First, we’ll create a list of existing variable names for our data set

(sq_colnames <- colnames(sq_data))
##  [1] "X"                                         
##  [2] "Y"                                         
##  [3] "Unique.Squirrel.ID"                        
##  [4] "Hectare"                                   
##  [5] "Shift"                                     
##  [6] "Date"                                      
##  [7] "Hectare.Squirrel.Number"                   
##  [8] "Age"                                       
##  [9] "Primary.Fur.Color"                         
## [10] "Highlight.Fur.Color"                       
## [11] "Combination.of.Primary.and.Highlight.Color"
## [12] "Color.notes"                               
## [13] "Location"                                  
## [14] "Above.Ground.Sighter.Measurement"          
## [15] "Specific.Location"                         
## [16] "Running"                                   
## [17] "Chasing"                                   
## [18] "Climbing"                                  
## [19] "Eating"                                    
## [20] "Foraging"                                  
## [21] "Other.Activities"                          
## [22] "Kuks"                                      
## [23] "Quaas"                                     
## [24] "Moans"                                     
## [25] "Tail.flags"                                
## [26] "Tail.twitches"                             
## [27] "Approaches"                                
## [28] "Indifferent"                               
## [29] "Runs.from"                                 
## [30] "Other.Interactions"                        
## [31] "Lat.Long"

This is a two parter.

First, in sq_colnames, re-name ‘Above.Ground.Sighter.Measurement’ to be more concise and indicate its scale; in fact, re-name it to agsm.f. sq_colnames is a vector, so we’ll want to use indexing by number.

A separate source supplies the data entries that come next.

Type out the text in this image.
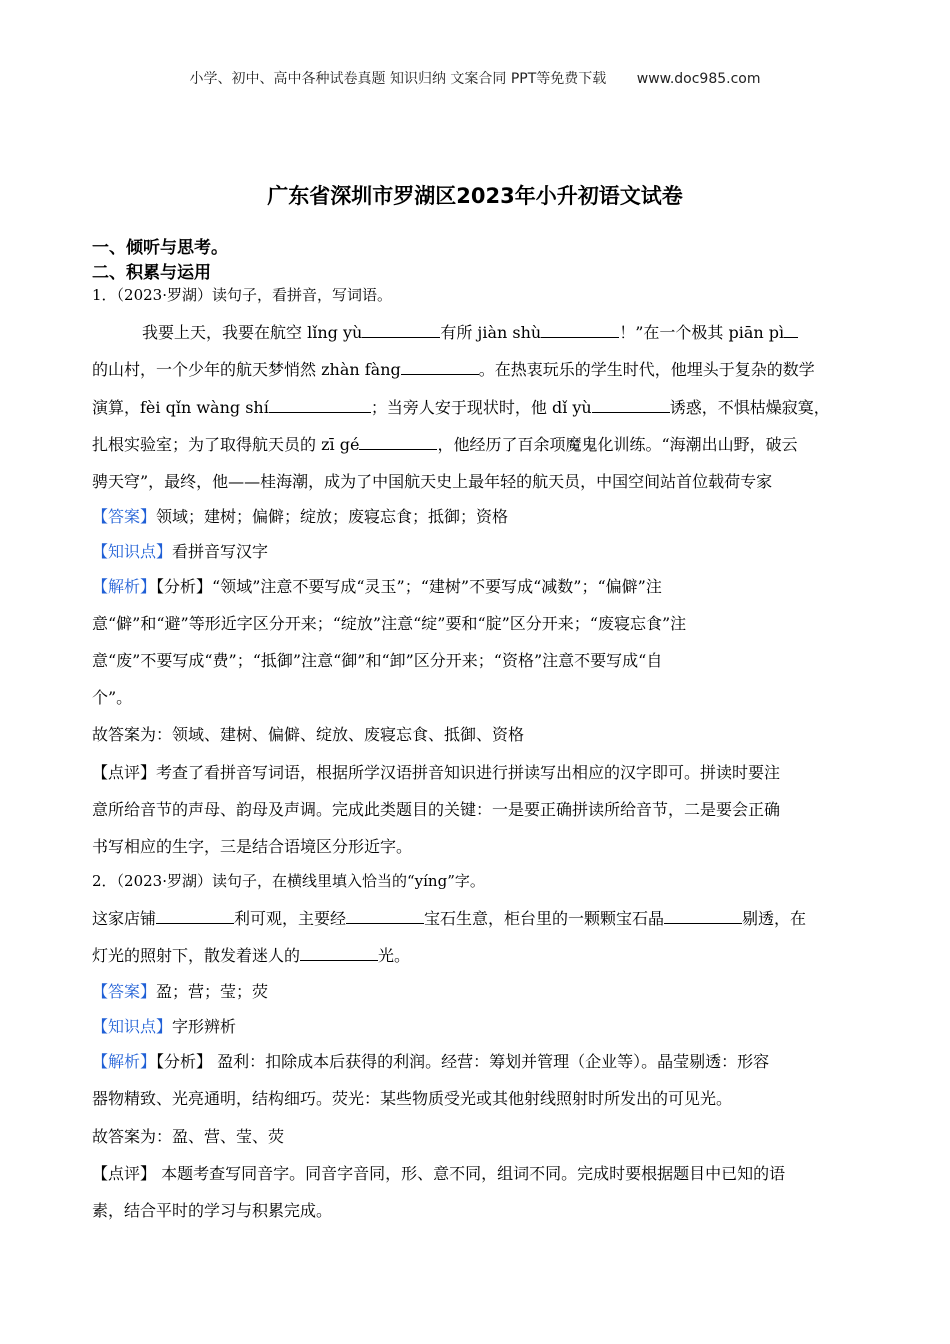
小学、初中、高中各种试卷真题 知识归纳 文案合同 PPT等免费下载 www.doc985.com
广东省深圳市罗湖区2023年小升初语文试卷
一、倾听与思考。
二、积累与运用
1．（2023·罗湖）读句子，看拼音，写词语。
我要上天，我要在航空 lǐng yù	有所 jiàn shù	！”在一个极其 piān pì
的山村，一个少年的航天梦悄然 zhàn fàng	。在热衷玩乐的学生时代，他埋头于复杂的数学
演算，fèi qǐn wàng shí	；当旁人安于现状时，他 dǐ yù	诱惑，不惧枯燥寂寞，
扎根实验室；为了取得航天员的 zī gé	，他经历了百余项魔鬼化训练。“海潮出山野，破云
骋天穹”，最终，他——桂海潮，成为了中国航天史上最年轻的航天员，中国空间站首位载荷专家
【答案】领域；建树；偏僻；绽放；废寝忘食；抵御；资格
【知识点】看拼音写汉字
【解析】【分析】“领域”注意不要写成“灵玉”；“建树”不要写成“减数”；“偏僻”注
意“僻”和“避”等形近字区分开来；“绽放”注意“绽”要和“腚”区分开来；“废寝忘食”注
意“废”不要写成“费”；“抵御”注意“御”和“卸”区分开来；“资格”注意不要写成“自
个”。
故答案为：领域、建树、偏僻、绽放、废寝忘食、抵御、资格
【点评】考查了看拼音写词语，根据所学汉语拼音知识进行拼读写出相应的汉字即可。拼读时要注
意所给音节的声母、韵母及声调。完成此类题目的关键：一是要正确拼读所给音节，二是要会正确
书写相应的生字，三是结合语境区分形近字。
2．（2023·罗湖）读句子，在横线里填入恰当的“yíng”字。
这家店铺	利可观，主要经	宝石生意，柜台里的一颗颗宝石晶	剔透，在
灯光的照射下，散发着迷人的	光。
【答案】盈；营；莹；荧
【知识点】字形辨析
【解析】【分析】 盈利：扣除成本后获得的利润。经营：筹划并管理（企业等）。晶莹剔透：形容
器物精致、光亮通明，结构细巧。荧光：某些物质受光或其他射线照射时所发出的可见光。
故答案为：盈、营、莹、荧
【点评】 本题考查写同音字。同音字音同，形、意不同，组词不同。完成时要根据题目中已知的语
素，结合平时的学习与积累完成。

Second, using colnames(), update the variable names of sq_data to match those now in the vector sq_colnames.

A plain language approach to this might be:

  1. Identify the index position of ‘Above.Ground.Sighter.Measurement’ in sq_colnames.
  2. Re-assign the value associated with this index point to agsm.f
  3. Re-assign the column names of sq_data to sq_colnames
sq_colnames # list the columns and their index numbers

sq_colnames[14] <- "agsm.f" # change the value at index point 14 to 'agsm.f'

colnames(sq_data) <- sq_colnames # re-assign the values in colnames(sq_data) to match those in sq_colnames

We now have any easy variable name to type and adapt!

Creating a new variable in a dataframe is simply a matter of assigning some values to the desired variable.

sq_data$agsm.m <- sq_data$agsm.f * .3048 # create the variable agsm.m and populate it with the values in agsm.f times .3048

Occasionally we need to rename variables, but when doing so we should be wary about cascading impacts on our documentation. We can easily add variables to an existing data frame.

Function Description
colnames access the column names of a data frame.